My wife is going to kill me. I haven’t unearthed clandestine documents or a dark coconspirator. But it’s coming.
Emily and I are newly-weds, married only 9 months. By most accounts, the honeymoon shouldn’t be over yet. But the ardent love of our foibles and failings is nonexistent. She doesn’t even watch the shows we used to watch together anymore.
The other night, her ring brushed against my cheek, and I stirred. The diamond was red-brown. I tried to ignore it, but it got to me, and I tossed for twenty minutes. I tried to pull it from her finger. I got soap, and a little bit of that massage oil she used to love, but it wouldn’t budge. And I couldn’t sleep next to her, with that red diamond shimmering at me in the moonlight.
She woke me the next morning on the couch. She seemed hurt that I’d left her all alone. I asked her about her ring, and she broke down.
The day before, a co-worker, Martha Groom, from accounting, had confronted her. She’d been shaving money off the top of her budget, and placing it into a war chest, a discretionary account she planned to use to get her team the new project. Martha, a woman in her fifties who looked like a woman in her sixties, demanded ten percent off the top of the account, or she was going to report her.
And my wife punched her in the eye. Her diamond cut a slice off the old woman's eyelid as she fell over, and she hadn’t noticed the blood. Emily scrubbed it away, but underneath, the stone had taken on a pink hue. I wanted to tell her, but I hadn’t slept well on the couch, and didn’t have the energy for another fight.
Martha never told on her, and Emily used the money to put together a catered presentation that won her the project. I don’t’ know if they’d come to an understanding, or if women bond after a physical confrontation like men do, but she invited Martha onto the project, as well. Meanwhile, things at home became even more tense. She spent most of her days at work, and I started to wonder if she was having an affair.
She bought a machete. I know I haven’t taken excellent care of our back yard, and it has taken on a jungle life of its own. But she didn’t put the machete in the garage, with the mower and the trimmer, the spades and hoes and shovels. She keeps it in her nightstand, beneath a copy of a Greg Campbell book.
By now her ring had taken on a red ochre. I mentioned during a dinner I cooked that perhaps she’d spilled wine on it, and she stabbed me with her salad fork. I’m glad I didn’t tell her while we were eating steak, which she now demands rare.

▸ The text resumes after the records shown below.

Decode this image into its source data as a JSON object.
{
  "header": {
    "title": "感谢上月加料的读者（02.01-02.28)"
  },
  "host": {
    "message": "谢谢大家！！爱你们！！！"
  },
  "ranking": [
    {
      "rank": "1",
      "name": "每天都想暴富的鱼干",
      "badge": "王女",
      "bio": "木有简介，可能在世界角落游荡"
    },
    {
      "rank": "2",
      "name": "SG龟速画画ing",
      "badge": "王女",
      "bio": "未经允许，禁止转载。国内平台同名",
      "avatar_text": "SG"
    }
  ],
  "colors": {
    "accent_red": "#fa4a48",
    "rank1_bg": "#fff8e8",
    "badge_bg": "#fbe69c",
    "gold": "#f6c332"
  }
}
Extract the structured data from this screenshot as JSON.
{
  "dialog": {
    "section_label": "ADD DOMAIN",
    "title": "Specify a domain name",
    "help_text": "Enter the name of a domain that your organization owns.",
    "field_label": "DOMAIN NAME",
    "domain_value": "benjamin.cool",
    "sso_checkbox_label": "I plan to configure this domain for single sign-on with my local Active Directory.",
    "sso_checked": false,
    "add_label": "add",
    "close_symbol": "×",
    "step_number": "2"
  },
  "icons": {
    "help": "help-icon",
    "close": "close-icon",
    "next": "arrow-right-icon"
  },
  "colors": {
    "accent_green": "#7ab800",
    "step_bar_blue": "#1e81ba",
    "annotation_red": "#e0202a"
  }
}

And all the while, my discomfort, and my anger remained focused on her ring. I don’t understand how I knew, but I knew. I checked on the statistics. Less than 1% of diamonds come from conflict regions, their purchase largely benefiting rebel and insurgent militants.
Through a series of long distance communications and bribes, I tracked her diamond to a remote location in Darfur. The village had been decimated by the Janjaweed militants, and the villagers' bodies dumped in mass graves. The local people had believed in the power of their ancestors in their lives, to aid them if revered, or curse them if slighted.
That’s why I’ve decided to cut off her finger. I love my wife. I love her enough to mutilate her. For a week she’s been whispering in her sleep, about violence, and murder, and every now and then, me. She only drinks Cabernet Sauvignon now, and I poured her an entire bottle before bed. But I’ll have to move quickly— she keeps her machete razor-sharp, and her hand on her night stand.